Estaba emocionada, realmente entusiasmada.
—Justo me encontraba en Kioto para ver a un paciente, y vine a buscarte inmediatamente después de terminar.
Li Chen sostuvo la exquisita figura en sus brazos, enterrando su rostro en su cabello negro azabache e inhalando profundamente su aroma.
Parecía que acababa de tomar una ducha, su fragancia era fresca y seductora.
Después de un buen abrazo, se separaron.
Han Yue llevaba un abrigo gabardina azul oscuro, su figura alta y hermosa, su exquisito rostro radiante bajo las farolas, asombrosamente bella.
—¿Qué estás mirando, tonto? —dijo Han Yue suavemente, sus blancas mejillas sonrojándose de timidez.
—Por supuesto, estoy mirando a mi más hermoso, más precioso tesoro! Te he extrañado tanto después de estar separados por tanto tiempo… —dijo Li Chen, atrayendo a Han Yue de nuevo a su abrazo.
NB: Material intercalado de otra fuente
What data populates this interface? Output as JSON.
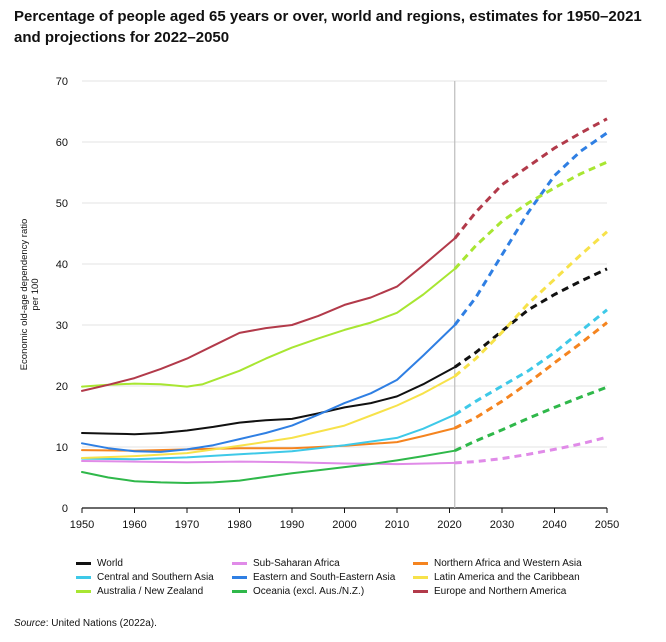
{
  "title": "Percentage of people aged 65 years or over, world and regions, estimates for 1950–2021 and projections for 2022–2050",
  "source": {
    "label": "Source",
    "text": ": United Nations (2022a)."
  },
  "chart_data": {
    "type": "line",
    "ylabel": "Economic old-age dependency ratio per 100",
    "ylabel_lines": [
      "Economic old-age dependency ratio",
      "per 100"
    ],
    "xlim": [
      1950,
      2050
    ],
    "ylim": [
      0,
      70
    ],
    "x_ticks": [
      1950,
      1960,
      1970,
      1980,
      1990,
      2000,
      2010,
      2020,
      2030,
      2040,
      2050
    ],
    "y_ticks": [
      0,
      10,
      20,
      30,
      40,
      50,
      60,
      70
    ],
    "projection_start": 2021,
    "grid": "horizontal",
    "legend_position": "bottom",
    "series": [
      {
        "name": "World",
        "color": "#111111",
        "points": [
          [
            1950,
            12.3
          ],
          [
            1955,
            12.2
          ],
          [
            1960,
            12.1
          ],
          [
            1965,
            12.3
          ],
          [
            1970,
            12.7
          ],
          [
            1975,
            13.3
          ],
          [
            1980,
            14.0
          ],
          [
            1985,
            14.4
          ],
          [
            1990,
            14.6
          ],
          [
            1995,
            15.5
          ],
          [
            2000,
            16.5
          ],
          [
            2005,
            17.2
          ],
          [
            2010,
            18.3
          ],
          [
            2015,
            20.3
          ],
          [
            2021,
            23.1
          ],
          [
            2025,
            25.5
          ],
          [
            2030,
            29.0
          ],
          [
            2035,
            32.5
          ],
          [
            2040,
            35.0
          ],
          [
            2045,
            37.2
          ],
          [
            2050,
            39.2
          ]
        ]
      },
      {
        "name": "Sub-Saharan Africa",
        "color": "#e08be8",
        "points": [
          [
            1950,
            7.7
          ],
          [
            1960,
            7.6
          ],
          [
            1970,
            7.5
          ],
          [
            1980,
            7.6
          ],
          [
            1990,
            7.5
          ],
          [
            2000,
            7.3
          ],
          [
            2010,
            7.2
          ],
          [
            2021,
            7.4
          ],
          [
            2025,
            7.6
          ],
          [
            2030,
            8.1
          ],
          [
            2035,
            8.8
          ],
          [
            2040,
            9.6
          ],
          [
            2045,
            10.5
          ],
          [
            2050,
            11.6
          ]
        ]
      },
      {
        "name": "Northern Africa and Western Asia",
        "color": "#f5841f",
        "points": [
          [
            1950,
            9.5
          ],
          [
            1960,
            9.4
          ],
          [
            1970,
            9.6
          ],
          [
            1980,
            9.8
          ],
          [
            1990,
            9.8
          ],
          [
            2000,
            10.2
          ],
          [
            2010,
            10.8
          ],
          [
            2015,
            11.8
          ],
          [
            2021,
            13.1
          ],
          [
            2025,
            14.8
          ],
          [
            2030,
            17.5
          ],
          [
            2035,
            20.5
          ],
          [
            2040,
            23.8
          ],
          [
            2045,
            27.0
          ],
          [
            2050,
            30.4
          ]
        ]
      },
      {
        "name": "Central and Southern Asia",
        "color": "#3ec9e8",
        "points": [
          [
            1950,
            8.1
          ],
          [
            1960,
            8.0
          ],
          [
            1970,
            8.3
          ],
          [
            1980,
            8.8
          ],
          [
            1990,
            9.3
          ],
          [
            2000,
            10.3
          ],
          [
            2010,
            11.5
          ],
          [
            2015,
            13.0
          ],
          [
            2021,
            15.3
          ],
          [
            2025,
            17.5
          ],
          [
            2030,
            20.0
          ],
          [
            2035,
            22.5
          ],
          [
            2040,
            25.5
          ],
          [
            2045,
            29.0
          ],
          [
            2050,
            32.5
          ]
        ]
      },
      {
        "name": "Eastern and South-Eastern Asia",
        "color": "#2f7fe3",
        "points": [
          [
            1950,
            10.6
          ],
          [
            1955,
            9.8
          ],
          [
            1960,
            9.3
          ],
          [
            1965,
            9.2
          ],
          [
            1970,
            9.6
          ],
          [
            1975,
            10.3
          ],
          [
            1980,
            11.3
          ],
          [
            1985,
            12.3
          ],
          [
            1990,
            13.5
          ],
          [
            1995,
            15.3
          ],
          [
            2000,
            17.2
          ],
          [
            2005,
            18.8
          ],
          [
            2010,
            21.0
          ],
          [
            2015,
            25.0
          ],
          [
            2021,
            30.0
          ],
          [
            2025,
            34.5
          ],
          [
            2030,
            41.5
          ],
          [
            2035,
            48.5
          ],
          [
            2040,
            54.5
          ],
          [
            2045,
            58.5
          ],
          [
            2050,
            61.5
          ]
        ]
      },
      {
        "name": "Latin America and the Caribbean",
        "color": "#f7e24a",
        "points": [
          [
            1950,
            8.2
          ],
          [
            1960,
            8.5
          ],
          [
            1970,
            9.0
          ],
          [
            1980,
            10.2
          ],
          [
            1990,
            11.5
          ],
          [
            2000,
            13.5
          ],
          [
            2010,
            16.8
          ],
          [
            2015,
            18.8
          ],
          [
            2021,
            21.6
          ],
          [
            2025,
            24.5
          ],
          [
            2030,
            28.8
          ],
          [
            2035,
            33.5
          ],
          [
            2040,
            37.5
          ],
          [
            2045,
            41.5
          ],
          [
            2050,
            45.3
          ]
        ]
      },
      {
        "name": "Australia / New Zealand",
        "color": "#a8e632",
        "points": [
          [
            1950,
            19.9
          ],
          [
            1955,
            20.2
          ],
          [
            1960,
            20.4
          ],
          [
            1965,
            20.3
          ],
          [
            1970,
            19.9
          ],
          [
            1973,
            20.3
          ],
          [
            1980,
            22.5
          ],
          [
            1985,
            24.5
          ],
          [
            1990,
            26.3
          ],
          [
            1995,
            27.8
          ],
          [
            2000,
            29.2
          ],
          [
            2005,
            30.4
          ],
          [
            2010,
            32.0
          ],
          [
            2015,
            35.0
          ],
          [
            2021,
            39.2
          ],
          [
            2025,
            43.0
          ],
          [
            2030,
            47.0
          ],
          [
            2035,
            50.0
          ],
          [
            2040,
            52.5
          ],
          [
            2045,
            54.8
          ],
          [
            2050,
            56.7
          ]
        ]
      },
      {
        "name": "Oceania (excl. Aus./N.Z.)",
        "color": "#2fb84a",
        "points": [
          [
            1950,
            5.9
          ],
          [
            1955,
            5.0
          ],
          [
            1960,
            4.4
          ],
          [
            1965,
            4.2
          ],
          [
            1970,
            4.1
          ],
          [
            1975,
            4.2
          ],
          [
            1980,
            4.5
          ],
          [
            1985,
            5.1
          ],
          [
            1990,
            5.7
          ],
          [
            1995,
            6.2
          ],
          [
            2000,
            6.7
          ],
          [
            2005,
            7.2
          ],
          [
            2010,
            7.8
          ],
          [
            2015,
            8.5
          ],
          [
            2021,
            9.4
          ],
          [
            2025,
            11.0
          ],
          [
            2030,
            12.8
          ],
          [
            2035,
            14.7
          ],
          [
            2040,
            16.5
          ],
          [
            2045,
            18.2
          ],
          [
            2050,
            19.8
          ]
        ]
      },
      {
        "name": "Europe and Northern America",
        "color": "#b23a4a",
        "points": [
          [
            1950,
            19.2
          ],
          [
            1955,
            20.2
          ],
          [
            1960,
            21.3
          ],
          [
            1965,
            22.8
          ],
          [
            1970,
            24.5
          ],
          [
            1975,
            26.6
          ],
          [
            1980,
            28.7
          ],
          [
            1985,
            29.5
          ],
          [
            1990,
            30.0
          ],
          [
            1995,
            31.5
          ],
          [
            2000,
            33.3
          ],
          [
            2005,
            34.5
          ],
          [
            2010,
            36.3
          ],
          [
            2015,
            39.8
          ],
          [
            2021,
            44.2
          ],
          [
            2025,
            48.5
          ],
          [
            2030,
            53.0
          ],
          [
            2035,
            56.0
          ],
          [
            2040,
            59.0
          ],
          [
            2045,
            61.5
          ],
          [
            2050,
            63.8
          ]
        ]
      }
    ]
  }
}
Su corazón estaba indescriptiblemente emocionado y exaltado.
—¡Yo también te extrañé!
Acurrucándose contra el pecho de Li Chen, el rostro de Han Yue irradiaba felicidad.
Después de apoyarse en él por un momento, de repente levantó la mirada, con una mirada intensa, —Confiesa, ¿has estado jugando mientras yo no estaba? ¡Dime la verdad!
—¡Sí! —dijo Li Chen con una ligera sonrisa.
—¡Ahí está, eres un canalla! Sabía que no se podía confiar en ti. Voy a golpearte… —Han Yue rió juguetonamente, extendiendo la mano para golpearlo.
Su actitud alegre revelaba que claramente no se tomaba en serio las palabras de Li Chen.
Uno corría, el otro perseguía.
Sus risas, claras como el canto de un ruiseñor, resonaban hermosamente bajo el cielo nocturno.
El rostro de Li Chen mostraba una sonrisa relajada y feliz.
Durante estos días, navegando entre relaciones con varias mujeres, a veces olvidaba su propia edad.
Olvidaba que recién había terminado la universidad, que solo tenía veintidós años, un joven que acababa de entrar en la sociedad.
Pero con Han Yue, nunca se sentía así.
Este amor, que comenzó en el campus y creció desde allí, era puro e inmaculado, fundado en la admiración y el afecto mutuos.
Era lo mismo en el pasado, y seguía siendo lo mismo ahora.
Después de juguetear un rato, caminaron de la mano por la calle.
Al llegar a una calle de comidas, disfrutaron de algunos alimentos juntos.
—Li Chen, ¿dónde te estás quedando?
—Todavía no tengo un lugar; la familia me arregló un sitio, pero estaba demasiado ansioso por verte y simplemente salí corriendo. ¡Supongo que tendré que quedarme en un hotel!
El hermoso rostro de Han Yue se enrojeció al instante.
Pero pensando en cómo Li Chen había corrido a su lado justo después de quedar libre, se sintió deliciosamente feliz por dentro.
Con el corazón acelerado, siguió a Li Chen al hotel.